Third, a trend towards higher levels for hsa-miR-29a-3p in AD plasma was found. Similarly, Shioya et al. described differential levels of this miRNA at brain levels, suggesting its implication in neurodegeneration trough NAV3 (Neurone Navigator 3) regulation[46]. In addition, another miRNA from that family (hsa-miR-29c) has been related to AD pathology due to its involvement in the amyloid beta accumulation through the regulation of BACE1[47,48]. Moreover, Müller et al. suggested that miR-29a could be a candidate biomarker for AD in CSF samples without cells[49]. In this regard, different types of collagenous chains and C1QTNF6 are targets of miRNA hsa-29a-3p. Previous studies described collagenous chains as a component from amyloid plaques[50]. The collagenous regulation may contribute to the assembly of amyloid fibres, enhancing the development of amyloid pathology. In addition, C1q complement protein co-localizes with the amyloid beta in brain[51,52]. Therefore, C1QTNF6, which is thought to play a role in identical protein binding, could help in the accumulation of C1q protein, triggering amyloid plaque formation (PubMed Gene). In addition, ROBO1 and DAAM2, which are involved in neuronal migration and nervous system development, are targets for this miRNA. In fact, ROBO1 could show a relationship with axon guidance dependent on presenilin, which helps in the proteolysis of amyloid-β precursor protein and triggers to AD pathology development[53,54]. Furthermore, DAAM2 was described by Ding et al. as a mediator in regenerative oligodendrocyte differentiation; while Sellers et al. demonstrated that Aβ synaptotoxicity is mediated by this protein[55,56].

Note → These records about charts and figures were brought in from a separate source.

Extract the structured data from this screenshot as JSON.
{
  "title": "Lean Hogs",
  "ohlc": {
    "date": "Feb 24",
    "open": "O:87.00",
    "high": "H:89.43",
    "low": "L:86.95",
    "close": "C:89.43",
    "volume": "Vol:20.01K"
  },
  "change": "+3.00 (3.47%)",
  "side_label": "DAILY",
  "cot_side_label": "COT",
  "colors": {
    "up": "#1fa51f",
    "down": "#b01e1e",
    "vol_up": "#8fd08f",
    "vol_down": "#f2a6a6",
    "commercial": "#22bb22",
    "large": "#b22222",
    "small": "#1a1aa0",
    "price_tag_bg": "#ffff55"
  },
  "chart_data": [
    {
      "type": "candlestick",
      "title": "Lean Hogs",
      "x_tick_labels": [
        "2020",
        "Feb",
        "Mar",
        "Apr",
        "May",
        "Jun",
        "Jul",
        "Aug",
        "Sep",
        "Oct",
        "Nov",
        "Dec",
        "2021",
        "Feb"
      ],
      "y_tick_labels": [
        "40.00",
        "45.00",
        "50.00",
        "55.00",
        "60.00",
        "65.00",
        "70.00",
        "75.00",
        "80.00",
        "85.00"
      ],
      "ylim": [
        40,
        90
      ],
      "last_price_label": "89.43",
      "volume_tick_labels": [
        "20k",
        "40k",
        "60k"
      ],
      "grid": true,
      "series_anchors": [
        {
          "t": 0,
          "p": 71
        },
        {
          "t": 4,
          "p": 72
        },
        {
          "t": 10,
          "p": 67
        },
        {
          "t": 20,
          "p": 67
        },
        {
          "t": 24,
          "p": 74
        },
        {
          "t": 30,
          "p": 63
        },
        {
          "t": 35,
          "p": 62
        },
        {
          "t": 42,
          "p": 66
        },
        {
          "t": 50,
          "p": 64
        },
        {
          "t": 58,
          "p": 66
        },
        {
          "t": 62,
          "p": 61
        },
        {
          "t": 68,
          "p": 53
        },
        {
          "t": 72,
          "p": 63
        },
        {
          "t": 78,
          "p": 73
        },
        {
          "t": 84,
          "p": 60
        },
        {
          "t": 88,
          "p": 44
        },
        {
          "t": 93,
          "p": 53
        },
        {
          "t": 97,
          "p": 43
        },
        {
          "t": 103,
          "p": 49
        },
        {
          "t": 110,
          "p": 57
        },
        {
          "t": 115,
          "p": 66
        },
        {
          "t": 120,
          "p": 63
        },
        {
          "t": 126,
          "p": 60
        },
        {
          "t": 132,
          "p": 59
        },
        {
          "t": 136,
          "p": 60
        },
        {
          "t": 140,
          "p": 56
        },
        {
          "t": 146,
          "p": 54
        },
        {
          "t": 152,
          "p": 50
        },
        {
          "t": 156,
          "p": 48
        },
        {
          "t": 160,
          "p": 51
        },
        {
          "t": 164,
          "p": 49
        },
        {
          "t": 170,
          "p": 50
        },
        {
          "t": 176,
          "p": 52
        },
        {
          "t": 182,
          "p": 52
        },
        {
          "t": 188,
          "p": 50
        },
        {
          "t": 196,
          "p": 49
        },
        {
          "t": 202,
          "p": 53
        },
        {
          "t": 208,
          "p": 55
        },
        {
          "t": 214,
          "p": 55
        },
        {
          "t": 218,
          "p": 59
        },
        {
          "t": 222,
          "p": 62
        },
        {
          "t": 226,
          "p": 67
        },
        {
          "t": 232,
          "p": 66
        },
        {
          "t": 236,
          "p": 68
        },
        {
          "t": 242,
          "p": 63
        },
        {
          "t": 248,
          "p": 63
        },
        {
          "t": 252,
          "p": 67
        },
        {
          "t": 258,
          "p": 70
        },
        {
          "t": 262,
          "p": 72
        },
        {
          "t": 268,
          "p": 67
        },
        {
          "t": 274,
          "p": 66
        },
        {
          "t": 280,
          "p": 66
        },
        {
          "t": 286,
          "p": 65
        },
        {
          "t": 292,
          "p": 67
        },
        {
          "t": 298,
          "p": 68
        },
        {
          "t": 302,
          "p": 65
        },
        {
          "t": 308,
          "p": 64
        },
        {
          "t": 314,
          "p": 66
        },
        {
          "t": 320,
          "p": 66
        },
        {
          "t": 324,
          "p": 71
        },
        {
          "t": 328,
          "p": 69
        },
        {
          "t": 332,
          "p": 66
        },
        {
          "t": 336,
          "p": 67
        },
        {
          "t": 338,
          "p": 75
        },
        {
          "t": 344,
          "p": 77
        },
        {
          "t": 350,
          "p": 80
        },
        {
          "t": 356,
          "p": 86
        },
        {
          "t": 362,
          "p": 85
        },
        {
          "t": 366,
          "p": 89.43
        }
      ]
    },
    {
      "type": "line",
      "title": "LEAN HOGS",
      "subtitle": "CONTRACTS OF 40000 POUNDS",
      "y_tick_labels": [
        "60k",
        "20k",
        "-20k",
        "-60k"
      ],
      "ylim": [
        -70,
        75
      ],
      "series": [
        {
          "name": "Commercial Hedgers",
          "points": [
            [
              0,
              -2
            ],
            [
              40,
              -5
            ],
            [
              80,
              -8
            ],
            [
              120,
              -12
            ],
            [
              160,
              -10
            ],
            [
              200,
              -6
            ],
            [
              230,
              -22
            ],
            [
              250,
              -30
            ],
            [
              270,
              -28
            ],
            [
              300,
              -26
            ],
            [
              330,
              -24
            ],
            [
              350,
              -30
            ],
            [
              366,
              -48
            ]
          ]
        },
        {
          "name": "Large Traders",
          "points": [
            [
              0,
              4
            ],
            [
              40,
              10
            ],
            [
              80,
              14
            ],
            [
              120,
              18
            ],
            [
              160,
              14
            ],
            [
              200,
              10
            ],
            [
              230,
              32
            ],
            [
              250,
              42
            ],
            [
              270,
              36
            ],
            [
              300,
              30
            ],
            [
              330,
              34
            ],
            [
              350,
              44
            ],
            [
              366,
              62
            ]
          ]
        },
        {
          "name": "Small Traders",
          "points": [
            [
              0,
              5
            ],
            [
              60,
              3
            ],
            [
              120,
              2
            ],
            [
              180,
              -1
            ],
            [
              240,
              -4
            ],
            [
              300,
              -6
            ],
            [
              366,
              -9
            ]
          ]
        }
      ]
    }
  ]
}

The main limitations in this study are the small sample size, since it is quite difficult to have a large number of biologically classified early AD patients (MCI, preclinical). Moreover, from the selected miRNAs, some of them were not validated as they were not correctly quantified, probably due to the fact that they were detected in few samples. In addition, the study design is cross-sectional. In order to obtain more accurate data from the different disease stages, it should be longitudinal. However, participants in this present study are perfectly characterized according to CSF biomarkers and their cognitive status, providing a reliable approach to the disease progression.

Conclusions

RNA sequencing analysis in plasma samples from participants with early AD and healthy controls allowed to identify some differentially expressed miRNAs. From them, 3 selected miRNAs (miRNA-92a-3p, miRNA-486-5p, miRNA-29a-3p) were slightly dysregulated in AD, being potential biomarkers of the pathology. In fact, they could be involved in the regulations of important pathways of the pathology, such as synaptic transmission, cell signalling, structure maintenance or cell metabolism, so they could be relevant therapeutic targets. However, further research with a larger sample is needed to verify these results, as well as to develop the potential mechanisms of action of these miRNAs.